Gradual easing of LVR tipped

Grant Spencer
Grant Spencer
The Reserve Bank is indicating the removal of restrictions on high loan-to-value home loans may be gradual rather than a now-you-see-it, now-you-don't affair.

Releasing the bank's six-monthly report on risks to financial stability this morning, deputy governor Grant Spencer said: "We consider the earliest date for beginning to remove the LVR restrictions is likely to be late this year."

The bank was keeping its options open about how and when the removal of LVRs would be done, but it was quite possible they could be phased out - most likely by raising the "speed limit" from 10 per cent of new mortgage lending to some higher number - rather than removed in one hit, he said.

The bank considers the LVR curbs are having the desired effect of moderating house price pressures and reducing the risk of a severe fall in house prices from what it considers overvalued levels.
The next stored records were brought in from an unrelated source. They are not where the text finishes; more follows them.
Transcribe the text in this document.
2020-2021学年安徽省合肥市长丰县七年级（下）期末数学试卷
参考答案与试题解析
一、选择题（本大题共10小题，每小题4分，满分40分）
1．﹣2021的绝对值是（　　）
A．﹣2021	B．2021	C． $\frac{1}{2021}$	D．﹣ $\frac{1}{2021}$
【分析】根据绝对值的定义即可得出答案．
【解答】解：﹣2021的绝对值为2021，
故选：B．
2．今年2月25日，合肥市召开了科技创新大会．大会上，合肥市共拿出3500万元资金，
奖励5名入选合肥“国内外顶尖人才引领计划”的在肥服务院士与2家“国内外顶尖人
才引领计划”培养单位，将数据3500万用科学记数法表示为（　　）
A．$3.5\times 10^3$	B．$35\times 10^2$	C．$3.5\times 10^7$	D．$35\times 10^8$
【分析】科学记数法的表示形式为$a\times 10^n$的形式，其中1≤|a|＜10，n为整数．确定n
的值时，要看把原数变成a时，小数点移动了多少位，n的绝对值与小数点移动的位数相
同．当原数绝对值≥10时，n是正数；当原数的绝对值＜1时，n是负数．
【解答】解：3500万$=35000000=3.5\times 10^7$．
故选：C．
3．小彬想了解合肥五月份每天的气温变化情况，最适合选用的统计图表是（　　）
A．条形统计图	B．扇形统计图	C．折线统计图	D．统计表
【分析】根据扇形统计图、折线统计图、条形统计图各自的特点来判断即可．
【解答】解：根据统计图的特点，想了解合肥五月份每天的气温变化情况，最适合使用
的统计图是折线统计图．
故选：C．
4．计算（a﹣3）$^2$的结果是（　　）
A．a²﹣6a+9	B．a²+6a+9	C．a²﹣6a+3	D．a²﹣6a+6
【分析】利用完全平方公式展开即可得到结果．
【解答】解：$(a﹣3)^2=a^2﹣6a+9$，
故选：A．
It estimates house price inflation would be running closer to 11 per cent rather than 8.5 per cent without them.

A key condition for their removal is sustained moderation in house price inflation, it says in the Financial Stability Report.

In particular house prices and household debt should be rising in line with growth in aggregate household incomes, it says.

That would suggest a rate around 5 or 6 per cent. Mortgage credit growth, at least, is already in that zone.

Another indicator that the housing market had "come into better balance"would be progress towards meeting the physical shortage of housing, which the bank estimates is around 50,000 in Auckland and Christchurch alone.

The report repeated Spencer's comment last week that the bank would need to be confident the unexpectedly strong surge in net immigration - which is largely driven by fewer Kiwis leaving the country and more returning - would not cause a resurgence of house price inflation.

Private sector economists do not expect the peak in net migration to occur until late this year.

Spencer said the main offsetting influence would be the impact of rising interest interest rates in cooling the market.

Governor Graeme Wheeler declined to comment on the Labour Party's planned changes to the bank's mandate and toolkit, saying it needed to remain apolitical.